Black students suffer disproportionately from school gun violence. Nationwide, while 70 percent of shooters in mass school shootings and attempted mass shootings are white males, according to a 2019 CNN report, Black students, who make up 15 percent of the country’s student body, account for one-third of the students who experience a school shooting.

Horsley was with her son and a group of other teenagers as they voluntarily cleaned up litter from a neighborhood street when an older man jumped out his car to scold them about getting in trouble.

“The kids looked at me, puzzled. This man assumed because they were Black that they were [convicted] juveniles doing community service,” she said.

It also pains her that the athletic teams at the school, which is predominantly Black and one of the poorest in the city, do not receive the community and business support that white schools receive.

At the same time, the number of police shootings has prompted Horsley and her husband to repeat “the talk,” especially with her son.

“My sister is a police officer in Raleigh-Durham and she called my son to say, ‘If you get stopped, you call me first.’ We have told him, ‘Don’t panic. Don’t run. Be respectful.’”

Remind kids they’re ‘deeply loved and never alone’ 

These conversations are critical to helping children navigate these difficult times, experts said. Erlanger “Earl” Turner, a licensed psychologist in Los Angeles and founder of Therapy for Black Kids, a platform dedicated to the emotional health of Black youth, said communicating with Black children about racism has been of the utmost importance in 2021, when the pandemic has already isolated young people.

“Having that conversation is really important because it does make them not internalize these messages about not being good because of their skin color,” he said. He added that parents should send their children the message, “It’s not me, it’s them, so I am not going to feel bad because of someone else’s negative view.”

These conversations can be delivered in a way that empowers children, Turner said.

“You have to talk to kids about how to advocate for change, to have critical consciousness. You can encourage children so that they can go to protests, speak up on this issue and write to Congress.”

Laura B. Morse, an Atlanta-based psychotherapist and the mother of two college students, said during these times it’s especially important for parents to “allow space for their children’s self-expression and to help them learn to identify and manage feelings.”

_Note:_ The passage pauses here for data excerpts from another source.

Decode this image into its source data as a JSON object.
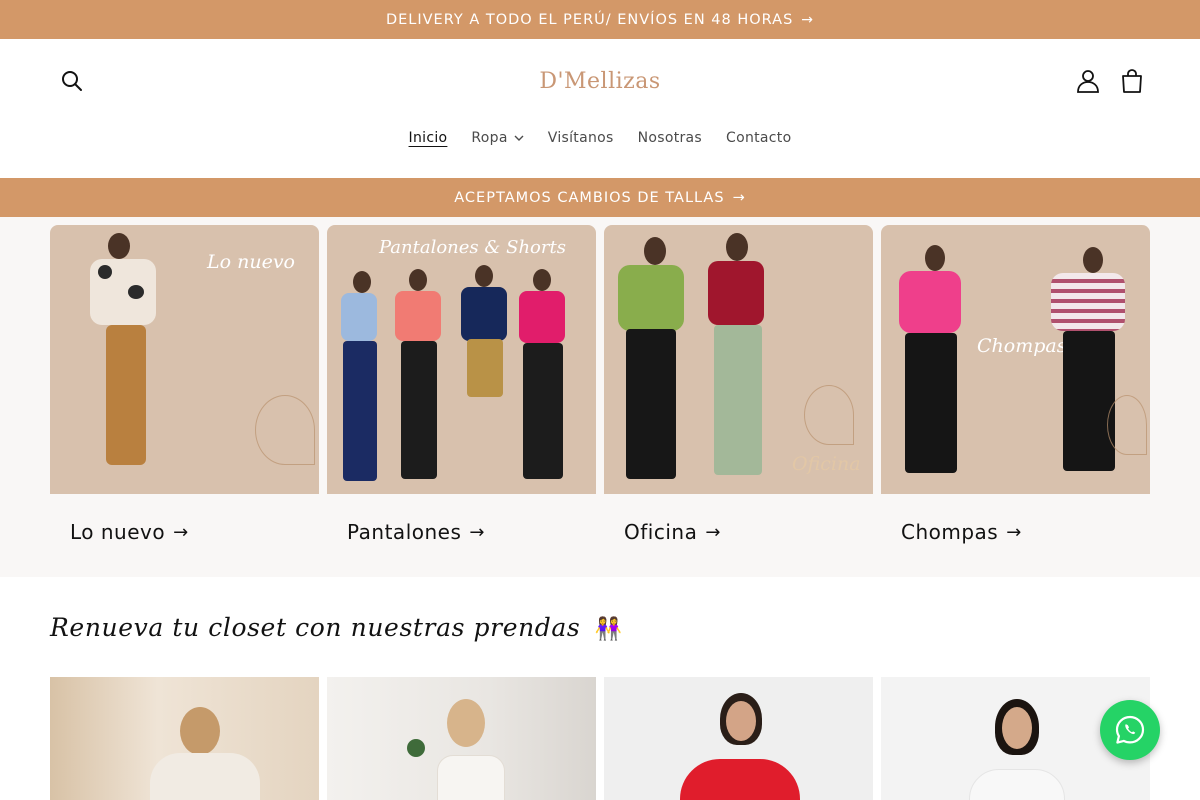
{
  "announcement_top": {
    "text": "DELIVERY A TODO EL PERÚ/ ENVÍOS EN 48 HORAS",
    "arrow": "→"
  },
  "header": {
    "logo_text": "D'Mellizas",
    "icons": {
      "search": "search-icon",
      "account": "user-icon",
      "cart": "shopping-bag-icon"
    }
  },
  "nav": {
    "items": [
      {
        "label": "Inicio",
        "active": true
      },
      {
        "label": "Ropa",
        "has_dropdown": true
      },
      {
        "label": "Visítanos"
      },
      {
        "label": "Nosotras"
      },
      {
        "label": "Contacto"
      }
    ]
  },
  "announcement_second": {
    "text": "ACEPTAMOS CAMBIOS DE TALLAS",
    "arrow": "→"
  },
  "collections": [
    {
      "image_text": "Lo nuevo",
      "label": "Lo nuevo",
      "arrow": "→"
    },
    {
      "image_text": "Pantalones & Shorts",
      "label": "Pantalones",
      "arrow": "→"
    },
    {
      "image_text": "Oficina",
      "label": "Oficina",
      "arrow": "→"
    },
    {
      "image_text": "Chompas",
      "label": "Chompas",
      "arrow": "→"
    }
  ],
  "products_section": {
    "title": "Renueva tu closet con nuestras prendas",
    "emoji": "👭"
  },
  "colors": {
    "accent": "#d39868",
    "image_bg": "#d8c1ad",
    "section_bg": "#f9f7f6",
    "whatsapp": "#25d366"
  },
  "whatsapp": {
    "icon": "whatsapp-icon"
  }
}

She suggests all parents curate a peaceful environment at home.

“Home should feel like a respite from the outside world that is comprised of racism, violence, dangerous health alerts and even unknown challenges,” Morse said.

“Children are very intuitive and often absorb heightened anxiety, anger and fear they are exposed to. I felt my best days as a parent in 2021 centered around reminding my college-age children that they were deeply loved and never alone, and that we would get through — one day at a time.”